Schultz authored the book Pour Your Heart Into It: How Starbucks Built a Company One Cup at a Time with Dori Jones Yang in 1997. His second book Onward: How Starbucks Fought for Its Life Without Losing Its Soul with Joanne Gordon, was published in 2011.
On January 8, 2008 Schultz returned as CEO of Starbucks after an eight-year hiatus. At this time, Schultz was earning a total compensation of $9,740,471, which included a base salary of $1,190,000, and options granted of $7,786,105. Schultz is a significant stakeholder in Jamba Juice.
On the first of November 2013, it was announced that Schultz had stepped down from the board of Square, to be replaced by former Goldman Sachs executive David Viniar.

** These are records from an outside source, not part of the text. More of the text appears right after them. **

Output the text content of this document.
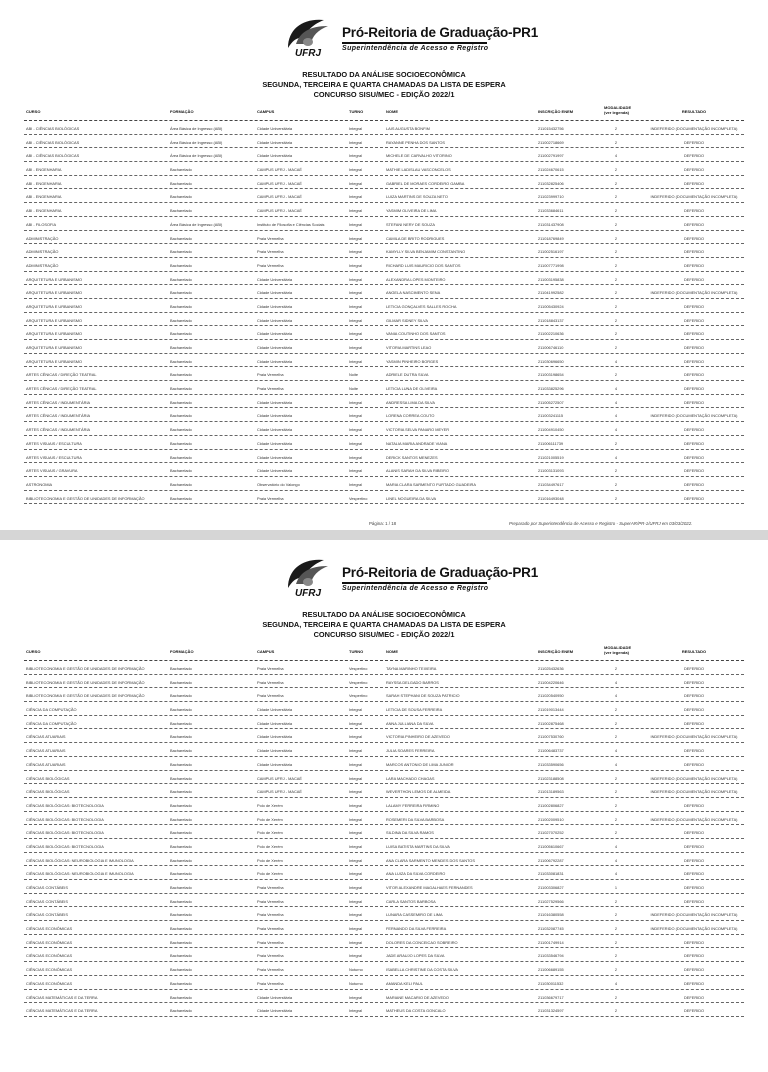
UFRJ
Pró-Reitoria de Graduação-PR1
Superintendência de Acesso e Registro
RESULTADO DA ANÁLISE SOCIOECONÔMICA
SEGUNDA, TERCEIRA E QUARTA CHAMADAS DA LISTA DE ESPERA
CONCURSO SISU/MEC - EDIÇÃO 2022/1
CURSO	FORMAÇÃO	CAMPUS	TURNO	NOME	INSCRIÇÃO ENEM
MODALIDADE
(ver legenda)	RESULTADO
ABI - CIÊNCIAS BIOLÓGICAS	Área Básica de Ingresso (ABI)	Cidade Universitária	Integral	LAIS AUGUSTA BONFIM	211015432756	2	INDEFERIDO (DOCUMENTAÇÃO INCOMPLETA)
ABI - CIÊNCIAS BIOLÓGICAS	Área Básica de Ingresso (ABI)	Cidade Universitária	Integral	RAYANNE PENHA DOS SANTOS	211002718669	2	DEFERIDO
ABI - CIÊNCIAS BIOLÓGICAS	Área Básica de Ingresso (ABI)	Cidade Universitária	Integral	MICHELE DE CARVALHO VITORINO	211002791997	4	DEFERIDO
ABI - ENGENHARIA	Bacharelado	CAMPUS UFRJ - MACAÉ	Integral	MATHIE LADISLAU VASCONCELOS	211024670615	2	DEFERIDO
ABI - ENGENHARIA	Bacharelado	CAMPUS UFRJ - MACAÉ	Integral	GABRIEL DE MORAES CORDEIRO GAMBA	211032825406	2	DEFERIDO
ABI - ENGENHARIA	Bacharelado	CAMPUS UFRJ - MACAÉ	Integral	LUIZA MARTINS DE SOUZA NETO	211023999710	2	INDEFERIDO (DOCUMENTAÇÃO INCOMPLETA)
ABI - ENGENHARIA	Bacharelado	CAMPUS UFRJ - MACAÉ	Integral	YASMIM OLIVEIRA DE LIMA	211033684611	2	DEFERIDO
ABI - FILOSOFIA	Área Básica de Ingresso (ABI)	Instituto de Filosofia e Ciências Sociais	Integral	STEFANI NERY DE SOUZA	211031437908	2	DEFERIDO
ADMINISTRAÇÃO	Bacharelado	Praia Vermelha	Integral	CAMILA DE BRITO RODRIGUES	211018769849	2	DEFERIDO
ADMINISTRAÇÃO	Bacharelado	Praia Vermelha	Integral	KAMYLLY SILVA BENJAMIM CONSTANTINO	211002516197	2	DEFERIDO
ADMINISTRAÇÃO	Bacharelado	Praia Vermelha	Integral	RICHARD LUIS MAURICIO DOS SANTOS	211007771998	2	DEFERIDO
ARQUITETURA E URBANISMO	Bacharelado	Cidade Universitária	Integral	ALEXANDRA LOPES MONTEIRO	211003195838	2	DEFERIDO
ARQUITETURA E URBANISMO	Bacharelado	Cidade Universitária	Integral	ANGELA NASCIMENTO SENA	211041992582	2	INDEFERIDO (DOCUMENTAÇÃO INCOMPLETA)
ARQUITETURA E URBANISMO	Bacharelado	Cidade Universitária	Integral	LETICIA GONÇALVES SALLES ROCHA	211005430924	2	DEFERIDO
ARQUITETURA E URBANISMO	Bacharelado	Cidade Universitária	Integral	GILMAR SIDNEY SILVA	211018843137	2	DEFERIDO
ARQUITETURA E URBANISMO	Bacharelado	Cidade Universitária	Integral	VANIA COUTINHO DOS SANTOS	211002210636	2	DEFERIDO
ARQUITETURA E URBANISMO	Bacharelado	Cidade Universitária	Integral	VITORIA MARTINS LEAO	211006746110	2	DEFERIDO
ARQUITETURA E URBANISMO	Bacharelado	Cidade Universitária	Integral	YASMIN PINHEIRO BORGES	211030696650	4	DEFERIDO
ARTES CÊNICAS / DIREÇÃO TEATRAL	Bacharelado	Praia Vermelha	Noite	ADRIELE DUTRA SILVA	211003198654	2	DEFERIDO
ARTES CÊNICAS / DIREÇÃO TEATRAL	Bacharelado	Praia Vermelha	Noite	LETICIA LUNA DE OLIVEIRA	211033825296	4	DEFERIDO
ARTES CÊNICAS / INDUMENTÁRIA	Bacharelado	Cidade Universitária	Integral	ANDRESSA LIMA DA SILVA	211005272507	4	DEFERIDO
ARTES CÊNICAS / INDUMENTÁRIA	Bacharelado	Cidade Universitária	Integral	LORENA CORREA COUTO	211003241115	4	INDEFERIDO (DOCUMENTAÇÃO INCOMPLETA)
ARTES CÊNICAS / INDUMENTÁRIA	Bacharelado	Cidade Universitária	Integral	VICTORIA SELVA PANARO MEYER	211004910450	4	DEFERIDO
ARTES VISUAIS / ESCULTURA	Bacharelado	Cidade Universitária	Integral	NATALIA MARIA ANDRADE VIANA	211006111739	2	DEFERIDO
ARTES VISUAIS / ESCULTURA	Bacharelado	Cidade Universitária	Integral	DERICK SANTOS MENEZES	211021005519	4	DEFERIDO
ARTES VISUAIS / GRAVURA	Bacharelado	Cidade Universitária	Integral	ALANIS SARAH DA SILVA RIBEIRO	211003131093	2	DEFERIDO
ASTRONOMIA	Bacharelado	Observatório do Valongo	Integral	MARIA CLARA SARMENTO FURTADO GUADEIRA	211034497617	2	DEFERIDO
BIBLIOTECONOMIA E GESTÃO DE UNIDADES DE INFORMAÇÃO	Bacharelado	Praia Vermelha	Vespertino	LINEL NOGUEIRA DA SILVA	211016493048	2	DEFERIDO
Página: 1 / 18	Preparado por Superintendência de Acesso e Registro - SuperAR/PR-1/UFRJ em 03/03/2022.
UFRJ
Pró-Reitoria de Graduação-PR1
Superintendência de Acesso e Registro
RESULTADO DA ANÁLISE SOCIOECONÔMICA
SEGUNDA, TERCEIRA E QUARTA CHAMADAS DA LISTA DE ESPERA
CONCURSO SISU/MEC - EDIÇÃO 2022/1
CURSO	FORMAÇÃO	CAMPUS	TURNO	NOME	INSCRIÇÃO ENEM
MODALIDADE
(ver legenda)	RESULTADO
BIBLIOTECONOMIA E GESTÃO DE UNIDADES DE INFORMAÇÃO	Bacharelado	Praia Vermelha	Vespertino	TAYNA MARINHO TEIXEIRA	211025432636	2	DEFERIDO
BIBLIOTECONOMIA E GESTÃO DE UNIDADES DE INFORMAÇÃO	Bacharelado	Praia Vermelha	Vespertino	RAYSSA DELGADO BARROS	211004220646	4	DEFERIDO
BIBLIOTECONOMIA E GESTÃO DE UNIDADES DE INFORMAÇÃO	Bacharelado	Praia Vermelha	Vespertino	SARAH STEPHANI DE SOUZA PATRICIO	211020540950	4	DEFERIDO
CIÊNCIA DA COMPUTAÇÃO	Bacharelado	Cidade Universitária	Integral	LETICIA DE SOUSA FERREIRA	211019013444	2	DEFERIDO
CIÊNCIA DA COMPUTAÇÃO	Bacharelado	Cidade Universitária	Integral	ANNA JULLIANA DA SILVA	211002875468	2	DEFERIDO
CIÊNCIAS ATUARIAIS	Bacharelado	Cidade Universitária	Integral	VICTORIA PINHEIRO DE AZEVEDO	211007530760	2	INDEFERIDO (DOCUMENTAÇÃO INCOMPLETA)
CIÊNCIAS ATUARIAIS	Bacharelado	Cidade Universitária	Integral	JULIA SOARES FERREIRA	211006483737	4	DEFERIDO
CIÊNCIAS ATUARIAIS	Bacharelado	Cidade Universitária	Integral	MARCOS ANTONIO DE LIMA JUNIOR	211033590656	4	DEFERIDO
CIÊNCIAS BIOLÓGICAS	Bacharelado	CAMPUS UFRJ - MACAÉ	Integral	LARA MACHADO CHAGAS	211023188508	2	INDEFERIDO (DOCUMENTAÇÃO INCOMPLETA)
CIÊNCIAS BIOLÓGICAS	Bacharelado	CAMPUS UFRJ - MACAÉ	Integral	WEVERTHON LEMOS DE ALMEIDA	211013189563	2	INDEFERIDO (DOCUMENTAÇÃO INCOMPLETA)
CIÊNCIAS BIOLÓGICAS: BIOTECNOLOGIA	Bacharelado	Polo de Xerém	Integral	LALAMY FERREIRA FIRMINO	211002806827	2	DEFERIDO
CIÊNCIAS BIOLÓGICAS: BIOTECNOLOGIA	Bacharelado	Polo de Xerém	Integral	ROSEMERI DA SILVA BARBOSA	211002009510	2	INDEFERIDO (DOCUMENTAÇÃO INCOMPLETA)
CIÊNCIAS BIOLÓGICAS: BIOTECNOLOGIA	Bacharelado	Polo de Xerém	Integral	SILDINA DA SILVA RAMOS	211027070252	2	DEFERIDO
CIÊNCIAS BIOLÓGICAS: BIOTECNOLOGIA	Bacharelado	Polo de Xerém	Integral	LUISA BATISTA MARTINS DA SILVA	211005610667	4	DEFERIDO
CIÊNCIAS BIOLÓGICAS: NEUROBIOLOGIA E IMUNOLOGIA	Bacharelado	Polo de Xerém	Integral	ANA CLARA SARMENTO MENDES DOS SANTOS	211006792287	4	DEFERIDO
CIÊNCIAS BIOLÓGICAS: NEUROBIOLOGIA E IMUNOLOGIA	Bacharelado	Polo de Xerém	Integral	ANA LUIZA DA SILVA CORDEIRO	211033081831	4	DEFERIDO
CIÊNCIAS CONTÁBEIS	Bacharelado	Praia Vermelha	Integral	VITOR ALEXANDRE MAGALHAES FERNANDES	211003306827	1	DEFERIDO
CIÊNCIAS CONTÁBEIS	Bacharelado	Praia Vermelha	Integral	CARLA SANTOS BARBOSA	211027529566	2	DEFERIDO
CIÊNCIAS CONTÁBEIS	Bacharelado	Praia Vermelha	Integral	LUNARA CASSEMIRO DE LIMA	211016380558	2	INDEFERIDO (DOCUMENTAÇÃO INCOMPLETA)
CIÊNCIAS ECONÔMICAS	Bacharelado	Praia Vermelha	Integral	FERNANDO DA SILVA FERREIRA	211032087745	2	INDEFERIDO (DOCUMENTAÇÃO INCOMPLETA)
CIÊNCIAS ECONÔMICAS	Bacharelado	Praia Vermelha	Integral	DOLORES DA CONCEICAO SOBREIRO	211001749914	2	DEFERIDO
CIÊNCIAS ECONÔMICAS	Bacharelado	Praia Vermelha	Integral	JADE ARAUJO LOPES DA SILVA	211033546794	2	DEFERIDO
CIÊNCIAS ECONÔMICAS	Bacharelado	Praia Vermelha	Noturno	ISABELLA CHRISTINE DA COSTA SILVA	211006689155	2	DEFERIDO
CIÊNCIAS ECONÔMICAS	Bacharelado	Praia Vermelha	Noturno	AMANDA KELI PAUL	211030011532	4	DEFERIDO
CIÊNCIAS MATEMÁTICAS E DA TERRA	Bacharelado	Cidade Universitária	Integral	MARIANE MACARIO DE AZEVEDO	211036679717	2	DEFERIDO
CIÊNCIAS MATEMÁTICAS E DA TERRA	Bacharelado	Cidade Universitária	Integral	MATHEUS DA COSTA GONCALO	211031324597	2	DEFERIDO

Ownership of the Seattle SuperSonics:
Schultz is the former owner of the NBA’s Seattle SuperSonics. During his tenure as team owner, he was criticized for his naïveté and propensity to run the franchise as a business rather than a sports team. Schultz feuded with player Gary Payton, feeling that Payton disrespected him and the team by not showing up to the first day of training camp in 2002. On July 18, 2006, Schultz sold the team to Clay Bennett, chairman of the Professional Basketball Club LLC, an Oklahoma City ownership group, for $350 million, after having failed to convince the city of Seattle to provide public funding to build a new arena in the Greater Seattle area to replace KeyArena. At the time of the team’s sale, it was speculated that the new owners would move the team to their city some time after the 2006–2007 NBA season. On July 2, 2008, the city of Seattle reached a settlement with the new ownership group and the SuperSonics moved to Oklahoma City and became the Thunder for the 2008–09 NBA season. The sale to the out-of-state owners considerably damaged Schultz’s popularity in Seattle. In a local newspaper poll, Schultz was judged “most responsible” for the team leaving the city. Before the city of Seattle settled with the Oklahoma City ownership group, Schultz filed a lawsuit against Bennett – in April 2008 – to rescind the July 2006 sale based on what Schultz claimed was fraud and intentional misrepresentation. However, Schultz dropped the lawsuit in August 2008. When Bennett purchased the SuperSonics and its sister franchise in the WNBA, the Seattle Storm, for $350 million, he agreed to a stipulation that he would make a “good-faith best effort” for one year to keep both teams in Seattle. The sincerity of the good-faith effort was widely disputed by the way Bennett acted and by direct quotes from his partner Aubrey McClendon. On January 8, 2008, Bennett sold the Storm to Force 10 Hoops, LLC, an ownership group of four Seattle women, which kept the team in Seattle.